Of the 286 enrolled in the study, 217 (76%) were available for evaluation after a mean of 818 days of exposure (62% of patients initiated tadalafil in PHIRST-2 on concomitant bosentan), according to Dr. Galiè, who also presented these data. The observed probability of having no event was 80%, 64%, and 56% at 1 year, 2 years, and 3 years, respectively. Most events over the course of follow-up involved need for new PAH therapy, but death accounted for 14% of cases of deterioration. Dr.

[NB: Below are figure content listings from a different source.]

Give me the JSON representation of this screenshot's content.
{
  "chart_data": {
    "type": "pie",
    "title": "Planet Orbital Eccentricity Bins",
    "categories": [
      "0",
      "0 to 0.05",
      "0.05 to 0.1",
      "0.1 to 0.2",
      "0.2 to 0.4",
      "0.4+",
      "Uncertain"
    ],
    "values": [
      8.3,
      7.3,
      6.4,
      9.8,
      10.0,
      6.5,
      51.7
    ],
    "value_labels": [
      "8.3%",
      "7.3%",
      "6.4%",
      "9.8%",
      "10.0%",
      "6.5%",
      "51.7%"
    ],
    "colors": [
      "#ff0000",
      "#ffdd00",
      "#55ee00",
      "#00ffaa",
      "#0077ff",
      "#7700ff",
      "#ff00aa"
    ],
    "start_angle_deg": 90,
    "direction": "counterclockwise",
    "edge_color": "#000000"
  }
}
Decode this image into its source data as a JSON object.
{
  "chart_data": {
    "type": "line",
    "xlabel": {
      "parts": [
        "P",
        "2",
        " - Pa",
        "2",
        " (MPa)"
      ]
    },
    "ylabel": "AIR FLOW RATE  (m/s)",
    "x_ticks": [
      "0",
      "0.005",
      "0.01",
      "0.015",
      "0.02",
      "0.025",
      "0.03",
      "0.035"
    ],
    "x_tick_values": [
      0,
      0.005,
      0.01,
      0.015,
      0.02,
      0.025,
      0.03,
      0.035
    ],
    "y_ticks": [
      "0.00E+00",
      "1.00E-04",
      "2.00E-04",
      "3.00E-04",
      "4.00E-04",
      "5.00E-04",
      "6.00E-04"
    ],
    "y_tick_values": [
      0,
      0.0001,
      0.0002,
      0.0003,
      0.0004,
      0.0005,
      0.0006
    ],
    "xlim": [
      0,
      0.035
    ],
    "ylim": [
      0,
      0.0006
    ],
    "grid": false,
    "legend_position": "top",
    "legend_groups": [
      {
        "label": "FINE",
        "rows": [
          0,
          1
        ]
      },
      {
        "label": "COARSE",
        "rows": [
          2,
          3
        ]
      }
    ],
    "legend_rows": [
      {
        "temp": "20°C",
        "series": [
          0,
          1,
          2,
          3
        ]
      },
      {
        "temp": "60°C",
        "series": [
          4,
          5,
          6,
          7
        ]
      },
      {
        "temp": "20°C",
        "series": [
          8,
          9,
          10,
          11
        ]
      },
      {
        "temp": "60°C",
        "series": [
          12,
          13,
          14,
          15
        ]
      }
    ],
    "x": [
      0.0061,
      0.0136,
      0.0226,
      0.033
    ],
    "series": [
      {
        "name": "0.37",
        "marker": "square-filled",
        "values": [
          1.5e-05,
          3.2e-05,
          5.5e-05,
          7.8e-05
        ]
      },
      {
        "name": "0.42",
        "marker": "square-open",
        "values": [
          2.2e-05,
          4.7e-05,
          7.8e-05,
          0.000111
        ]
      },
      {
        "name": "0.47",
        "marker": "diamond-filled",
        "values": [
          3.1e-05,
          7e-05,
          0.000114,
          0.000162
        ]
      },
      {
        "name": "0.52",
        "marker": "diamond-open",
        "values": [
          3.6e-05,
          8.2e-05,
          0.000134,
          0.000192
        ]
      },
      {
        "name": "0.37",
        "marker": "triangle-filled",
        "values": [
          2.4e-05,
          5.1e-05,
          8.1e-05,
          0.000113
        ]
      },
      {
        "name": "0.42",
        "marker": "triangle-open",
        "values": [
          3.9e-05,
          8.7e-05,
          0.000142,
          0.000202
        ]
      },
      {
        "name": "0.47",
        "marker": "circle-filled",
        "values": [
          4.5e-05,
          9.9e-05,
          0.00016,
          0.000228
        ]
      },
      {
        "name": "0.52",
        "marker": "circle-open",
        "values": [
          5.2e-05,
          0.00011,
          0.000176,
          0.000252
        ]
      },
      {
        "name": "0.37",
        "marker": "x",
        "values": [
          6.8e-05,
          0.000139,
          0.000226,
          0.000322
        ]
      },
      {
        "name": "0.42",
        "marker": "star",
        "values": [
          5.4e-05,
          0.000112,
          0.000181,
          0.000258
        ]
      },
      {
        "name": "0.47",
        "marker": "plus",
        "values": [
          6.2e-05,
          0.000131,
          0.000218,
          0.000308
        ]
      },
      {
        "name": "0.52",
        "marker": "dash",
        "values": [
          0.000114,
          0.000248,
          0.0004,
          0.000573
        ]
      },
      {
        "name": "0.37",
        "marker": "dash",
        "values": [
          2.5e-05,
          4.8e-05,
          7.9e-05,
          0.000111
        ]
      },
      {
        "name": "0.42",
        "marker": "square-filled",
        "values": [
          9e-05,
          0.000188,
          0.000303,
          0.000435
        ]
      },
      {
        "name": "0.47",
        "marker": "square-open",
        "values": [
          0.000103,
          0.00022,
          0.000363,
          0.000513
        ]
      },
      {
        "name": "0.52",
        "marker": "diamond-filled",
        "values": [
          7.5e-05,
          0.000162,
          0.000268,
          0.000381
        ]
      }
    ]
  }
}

Galiè characterized the survival probability of 73% at 4 years as consistent with other active therapies.

In an on-going Phase III study of subcutaneous (SC) treprostinil for inoperable CTEPH, the primary outcome is the traditional 6MWD rather than events, but this end point is being measured at 6 months rather than 12 or 16 weeks of follow-up once standard in Phase III trials, and secondary end points include events as well as physiological stabilization as captured with hemodynamic measures (Sadushi-Kolici et al. ESC 2013 Abstract 1065).  In the interim analysis presented at ESC on 54 of the 92 enrolled patients enrolled in the study, the activity of the 30 ng/kg/min target dose was encouraging, providing both a sustained increase in 6MWD at 6 months an increase in PVR. In the control arm, 6MWD was largely unchanged while PVR deteriorated from baseline.

Conclusion

Four years after a consensus recommendation to test treatments for their ability to prevent PAH-related events rather than merely control symptoms, the first such trials are now being completed. These trials have the potential to provide a better understanding of the relative ability of therapeutic options to prevent disease progression, an important goal in an irreversible disease process. Of such studies presented at the 2013 ESC, data were presented from a head-to-head trial comparing two approved therapies, a Phase III placebo-controlled trial with an experimental ERA, and a Phase III placebo-controlled trial with a PDE-5 inhibitor.